Era um poema comum, escrito com paixão e desdém. Uma certa presunção comum aos poetas que além de sofredores são feitos de orgulho. Ela carregava no bolso aquele poema, escrito em uma folha de caderno com caneta Bic preta. As letras tremidas de quem fingia que chorava enquanto o copo de uisque repousava na mão. Provavelmente era canhoto e não gostava de azeitonas.

Ela não ganhou aquele poema. Não o recebeu junto com flores e uma caixa de bombons. Ela apenas encontrou o papel repousando na mesa da praça de alimentação do cruzeiro em que fazia. Enquanto degustava o seu Big Mac sem salada com um copo gigante de Coca-cola, criou uma história de amor com aquele poema.

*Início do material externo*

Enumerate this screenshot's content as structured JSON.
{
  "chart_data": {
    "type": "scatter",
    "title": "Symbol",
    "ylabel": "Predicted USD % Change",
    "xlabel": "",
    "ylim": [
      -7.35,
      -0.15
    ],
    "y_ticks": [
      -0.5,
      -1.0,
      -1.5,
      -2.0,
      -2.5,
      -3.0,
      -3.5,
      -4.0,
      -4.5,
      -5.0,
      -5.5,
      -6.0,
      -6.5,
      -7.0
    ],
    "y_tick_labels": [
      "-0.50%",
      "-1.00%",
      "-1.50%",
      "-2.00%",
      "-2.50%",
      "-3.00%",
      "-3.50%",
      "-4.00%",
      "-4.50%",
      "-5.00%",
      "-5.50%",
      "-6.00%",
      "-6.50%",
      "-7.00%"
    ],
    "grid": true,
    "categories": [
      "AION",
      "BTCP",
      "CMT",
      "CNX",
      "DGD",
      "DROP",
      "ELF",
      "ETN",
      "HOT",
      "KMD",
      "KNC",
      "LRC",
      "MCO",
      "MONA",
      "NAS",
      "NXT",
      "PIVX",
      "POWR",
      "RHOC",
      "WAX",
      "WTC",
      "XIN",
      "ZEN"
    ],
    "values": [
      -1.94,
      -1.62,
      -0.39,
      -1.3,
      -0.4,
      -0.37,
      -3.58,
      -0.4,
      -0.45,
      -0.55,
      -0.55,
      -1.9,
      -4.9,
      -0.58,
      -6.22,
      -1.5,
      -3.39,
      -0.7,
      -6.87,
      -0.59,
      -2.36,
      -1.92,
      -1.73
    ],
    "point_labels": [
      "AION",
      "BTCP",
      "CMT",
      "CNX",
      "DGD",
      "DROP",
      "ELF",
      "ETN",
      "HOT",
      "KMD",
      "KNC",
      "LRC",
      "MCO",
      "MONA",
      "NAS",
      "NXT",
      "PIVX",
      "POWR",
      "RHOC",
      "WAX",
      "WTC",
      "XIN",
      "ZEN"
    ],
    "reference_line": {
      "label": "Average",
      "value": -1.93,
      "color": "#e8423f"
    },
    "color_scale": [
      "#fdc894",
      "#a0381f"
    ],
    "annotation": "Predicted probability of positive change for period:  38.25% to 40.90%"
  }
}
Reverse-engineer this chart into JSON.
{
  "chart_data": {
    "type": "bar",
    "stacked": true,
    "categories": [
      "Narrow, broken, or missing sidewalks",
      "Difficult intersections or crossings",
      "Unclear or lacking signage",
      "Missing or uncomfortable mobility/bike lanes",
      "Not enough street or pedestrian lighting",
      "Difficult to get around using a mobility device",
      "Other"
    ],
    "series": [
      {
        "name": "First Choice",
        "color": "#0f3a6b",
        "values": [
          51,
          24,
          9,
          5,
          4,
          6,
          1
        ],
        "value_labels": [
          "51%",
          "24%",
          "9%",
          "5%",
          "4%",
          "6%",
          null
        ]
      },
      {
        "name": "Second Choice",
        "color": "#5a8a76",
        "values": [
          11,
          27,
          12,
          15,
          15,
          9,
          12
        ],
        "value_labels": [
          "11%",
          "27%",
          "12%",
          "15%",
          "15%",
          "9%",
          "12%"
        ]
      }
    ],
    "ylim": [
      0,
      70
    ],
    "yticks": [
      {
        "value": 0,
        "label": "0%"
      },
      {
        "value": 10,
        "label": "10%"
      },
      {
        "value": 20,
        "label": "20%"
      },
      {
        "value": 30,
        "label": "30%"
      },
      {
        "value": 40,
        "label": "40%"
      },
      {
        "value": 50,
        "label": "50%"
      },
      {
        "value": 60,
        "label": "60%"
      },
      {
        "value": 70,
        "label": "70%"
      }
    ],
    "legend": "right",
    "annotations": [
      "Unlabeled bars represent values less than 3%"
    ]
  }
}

Um homem cansado da vida, desiludido e apaixonado por uma mulher bem mais rica ou mais bonita ou mais inteligente, não sei. Um homem simples apesar de se auto-intitular poeta. Daqueles tipos que ainda usam uma camisa de algodão branca por baixo de uma social. Talvez use chapeu ou um bigode fino. Talvez tenha vivido no Império ou então componha sambas para a Mocidade. Seria gaúcho? Não. Sem expressões típicas ficaria dificil descobrir.

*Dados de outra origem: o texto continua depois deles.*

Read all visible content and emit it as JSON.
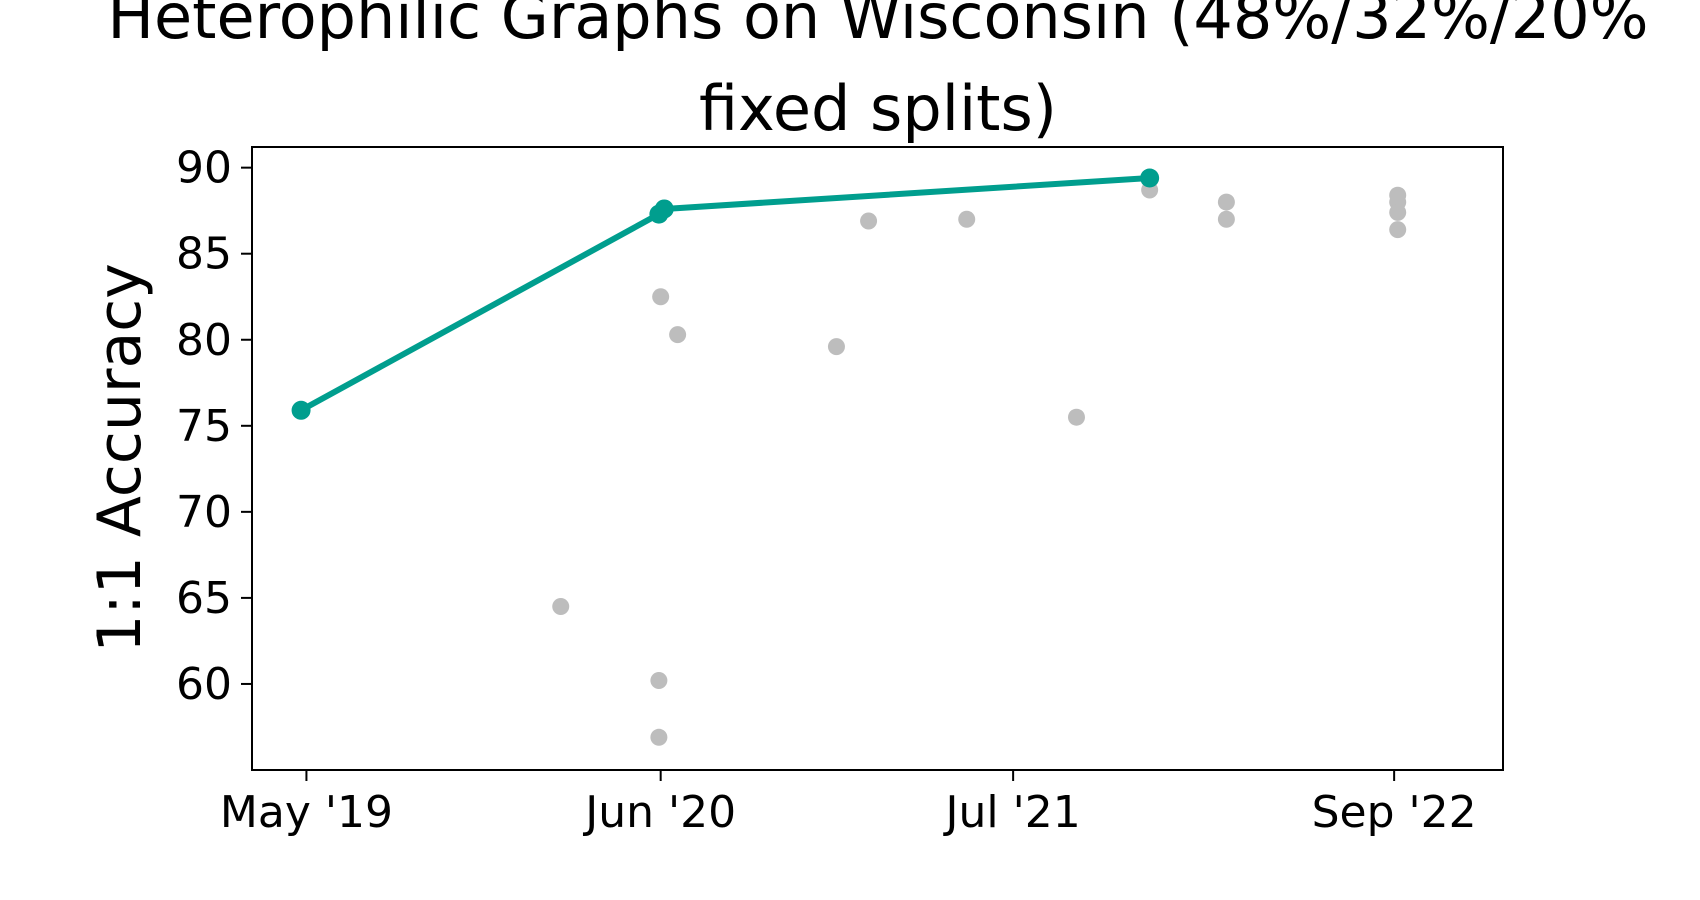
{
  "chart_data": {
    "type": "scatter",
    "title_lines": [
      "Heterophilic Graphs on Wisconsin (48%/32%/20%",
      "fixed splits)"
    ],
    "xlabel": "",
    "ylabel": "1:1 Accuracy",
    "xlim": [
      "2019-03-01",
      "2023-01-01"
    ],
    "ylim": [
      55.0,
      91.2
    ],
    "xticks": [
      {
        "date": "2019-05-01",
        "label": "May '19"
      },
      {
        "date": "2020-06-01",
        "label": "Jun '20"
      },
      {
        "date": "2021-07-01",
        "label": "Jul '21"
      },
      {
        "date": "2022-09-01",
        "label": "Sep '22"
      }
    ],
    "yticks": [
      60,
      65,
      70,
      75,
      80,
      85,
      90
    ],
    "grid": false,
    "series": [
      {
        "role": "state-of-the-art",
        "color": "#009e8e",
        "connected": true,
        "points": [
          {
            "date": "2019-04-25",
            "value": 75.9
          },
          {
            "date": "2020-05-30",
            "value": 87.3
          },
          {
            "date": "2020-06-05",
            "value": 87.6
          },
          {
            "date": "2021-12-01",
            "value": 89.4
          }
        ]
      },
      {
        "role": "other-results",
        "color": "#bdbdbd",
        "connected": false,
        "points": [
          {
            "date": "2020-02-10",
            "value": 64.5
          },
          {
            "date": "2020-05-30",
            "value": 60.2
          },
          {
            "date": "2020-05-30",
            "value": 56.9
          },
          {
            "date": "2020-06-01",
            "value": 82.5
          },
          {
            "date": "2020-06-20",
            "value": 80.3
          },
          {
            "date": "2020-12-15",
            "value": 79.6
          },
          {
            "date": "2021-01-20",
            "value": 86.9
          },
          {
            "date": "2021-05-10",
            "value": 87.0
          },
          {
            "date": "2021-09-10",
            "value": 75.5
          },
          {
            "date": "2021-12-01",
            "value": 88.7
          },
          {
            "date": "2022-02-25",
            "value": 88.0
          },
          {
            "date": "2022-02-25",
            "value": 87.0
          },
          {
            "date": "2022-09-05",
            "value": 88.4
          },
          {
            "date": "2022-09-05",
            "value": 88.0
          },
          {
            "date": "2022-09-05",
            "value": 87.4
          },
          {
            "date": "2022-09-05",
            "value": 86.4
          }
        ]
      }
    ]
  }
}
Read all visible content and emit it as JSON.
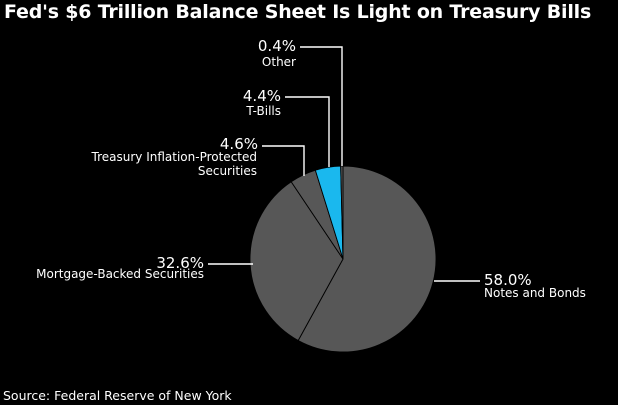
{
  "chart_data": {
    "type": "pie",
    "title": "Fed's $6 Trillion Balance Sheet Is Light on Treasury Bills",
    "source": "Source: Federal Reserve of New York",
    "slices": [
      {
        "name": "Notes and Bonds",
        "label_lines": [
          "Notes and Bonds"
        ],
        "value": 58.0,
        "value_label": "58.0%",
        "color": "#575757"
      },
      {
        "name": "Mortgage-Backed Securities",
        "label_lines": [
          "Mortgage-Backed Securities"
        ],
        "value": 32.6,
        "value_label": "32.6%",
        "color": "#575757"
      },
      {
        "name": "Treasury Inflation-Protected Securities",
        "label_lines": [
          "Treasury Inflation-Protected",
          "Securities"
        ],
        "value": 4.6,
        "value_label": "4.6%",
        "color": "#575757"
      },
      {
        "name": "T-Bills",
        "label_lines": [
          "T-Bills"
        ],
        "value": 4.4,
        "value_label": "4.4%",
        "color": "#1ab8ee"
      },
      {
        "name": "Other",
        "label_lines": [
          "Other"
        ],
        "value": 0.4,
        "value_label": "0.4%",
        "color": "#575757"
      }
    ]
  }
}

No ônibus, ela notara que passou os ultimos cinco dias criando aquele homem. Estava apaixonada por uma pessoa que nem conhecia. Largou o seu namorado, deixou de retornar as ligações da sua mãe que mora no Nordeste, desistiu de um mundo real para viver uma imagem que daria orgulho a Platão. E imaginava em cada homem daquele navio poderia ser o “seu” poeta. Com paranoia e coisas afins.

Mas no fim não encontrou ninguém escrevendo em um caderno, ou pelo menos um homem com vestes antigas ou coisas do tipo. Talvez o poema tivesse sido escrito há muito tempo. Talvez a destinatária que tenha se descuidado e perdido seu presente. Pensou em deixa-lo novamente no mesmo lugar. Mas o poema já pertencia a ela.

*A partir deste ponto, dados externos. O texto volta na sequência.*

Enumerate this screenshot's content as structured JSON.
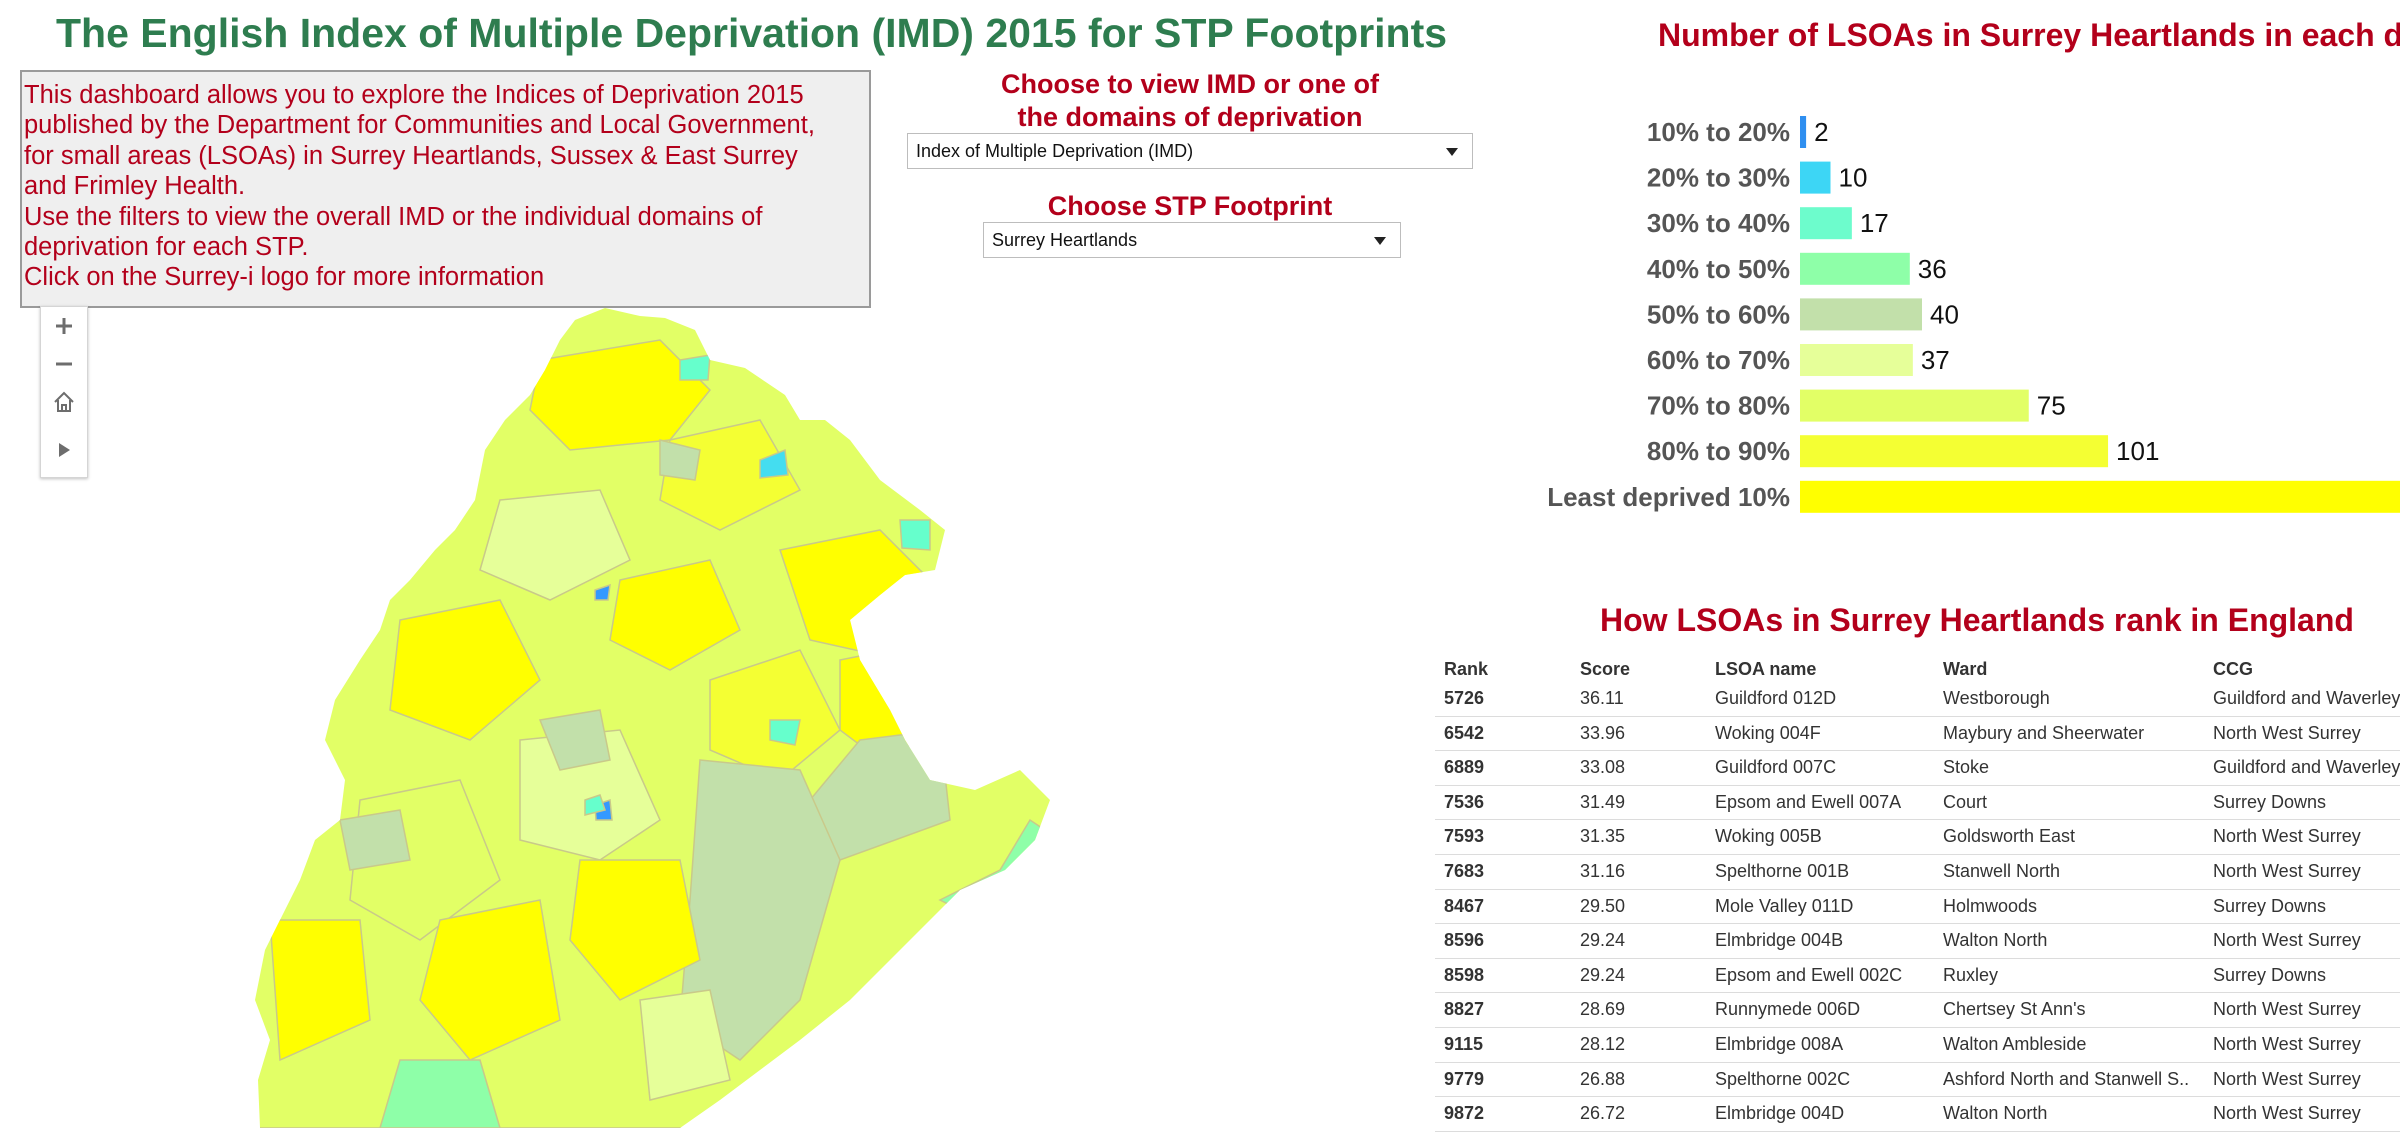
{
  "header": {
    "title": "The English Index of Multiple Deprivation (IMD) 2015 for STP Footprints"
  },
  "intro": {
    "lines": [
      "This dashboard allows you to explore the Indices of Deprivation 2015",
      "published by the Department for Communities and Local Government,",
      "for small areas (LSOAs) in Surrey Heartlands, Sussex & East Surrey",
      "and Frimley Health.",
      "Use the filters to view the overall IMD or the individual domains of",
      "deprivation for each STP.",
      "Click on the Surrey-i logo for more information"
    ]
  },
  "filters": {
    "domain_label_1": "Choose to view IMD or one of",
    "domain_label_2": "the domains of deprivation",
    "domain_value": "Index of Multiple Deprivation (IMD)",
    "stp_label": "Choose STP Footprint",
    "stp_value": "Surrey Heartlands"
  },
  "map": {
    "controls": [
      "zoom-in",
      "zoom-out",
      "home",
      "play"
    ],
    "colors": {
      "least_deprived": "#ffff00",
      "80_90": "#f4ff33",
      "70_80": "#e2ff66",
      "60_70": "#e6ff99",
      "50_60": "#c2e0aa",
      "40_50": "#8effa8",
      "30_40": "#66ffcc",
      "20_30": "#44ddf0",
      "10_20": "#3399ff"
    }
  },
  "chart_data": {
    "type": "bar",
    "title": "Number of LSOAs in Surrey Heartlands in each d",
    "categories": [
      "10% to 20%",
      "20% to 30%",
      "30% to 40%",
      "40% to 50%",
      "50% to 60%",
      "60% to 70%",
      "70% to 80%",
      "80% to 90%",
      "Least deprived 10%"
    ],
    "values": [
      2,
      10,
      17,
      36,
      40,
      37,
      75,
      101,
      null
    ],
    "colors": [
      "#2f8ff0",
      "#3dd6f5",
      "#6dfccc",
      "#8effa8",
      "#c2e0aa",
      "#e6ff99",
      "#e2ff66",
      "#f4ff33",
      "#ffff00"
    ],
    "orientation": "horizontal"
  },
  "table": {
    "title": "How LSOAs in Surrey Heartlands rank in England",
    "headers": [
      "Rank",
      "Score",
      "LSOA name",
      "Ward",
      "CCG"
    ],
    "rows": [
      [
        "5726",
        "36.11",
        "Guildford 012D",
        "Westborough",
        "Guildford and Waverley"
      ],
      [
        "6542",
        "33.96",
        "Woking 004F",
        "Maybury and Sheerwater",
        "North West Surrey"
      ],
      [
        "6889",
        "33.08",
        "Guildford 007C",
        "Stoke",
        "Guildford and Waverley"
      ],
      [
        "7536",
        "31.49",
        "Epsom and Ewell 007A",
        "Court",
        "Surrey Downs"
      ],
      [
        "7593",
        "31.35",
        "Woking 005B",
        "Goldsworth East",
        "North West Surrey"
      ],
      [
        "7683",
        "31.16",
        "Spelthorne 001B",
        "Stanwell North",
        "North West Surrey"
      ],
      [
        "8467",
        "29.50",
        "Mole Valley 011D",
        "Holmwoods",
        "Surrey Downs"
      ],
      [
        "8596",
        "29.24",
        "Elmbridge 004B",
        "Walton North",
        "North West Surrey"
      ],
      [
        "8598",
        "29.24",
        "Epsom and Ewell 002C",
        "Ruxley",
        "Surrey Downs"
      ],
      [
        "8827",
        "28.69",
        "Runnymede 006D",
        "Chertsey St Ann's",
        "North West Surrey"
      ],
      [
        "9115",
        "28.12",
        "Elmbridge 008A",
        "Walton Ambleside",
        "North West Surrey"
      ],
      [
        "9779",
        "26.88",
        "Spelthorne 002C",
        "Ashford North and Stanwell S..",
        "North West Surrey"
      ],
      [
        "9872",
        "26.72",
        "Elmbridge 004D",
        "Walton North",
        "North West Surrey"
      ]
    ]
  }
}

Transcreveu o poema com sua própria letra. Queria ser dona do poema. Feminilizou-o também. Queria um amor complicado, com lágrimas, partidas e sofrimento. Cansara de ser feliz com sua vidinha comum.  Passou mais tempo observando o mar revolto que qualquer coisa. Decidira viajar para esquecer os problemas que pensava ter, mas que não existiam. Queria flores com espinho.

Até que as luzes se apagaram e o barco começou a naufragar. Era o fim. Mais 0u menos como o poema dizia: “Se não for pra viver com você quero que minhas lágrimas lavem meu corpo até o fim dos meus poucos dias”.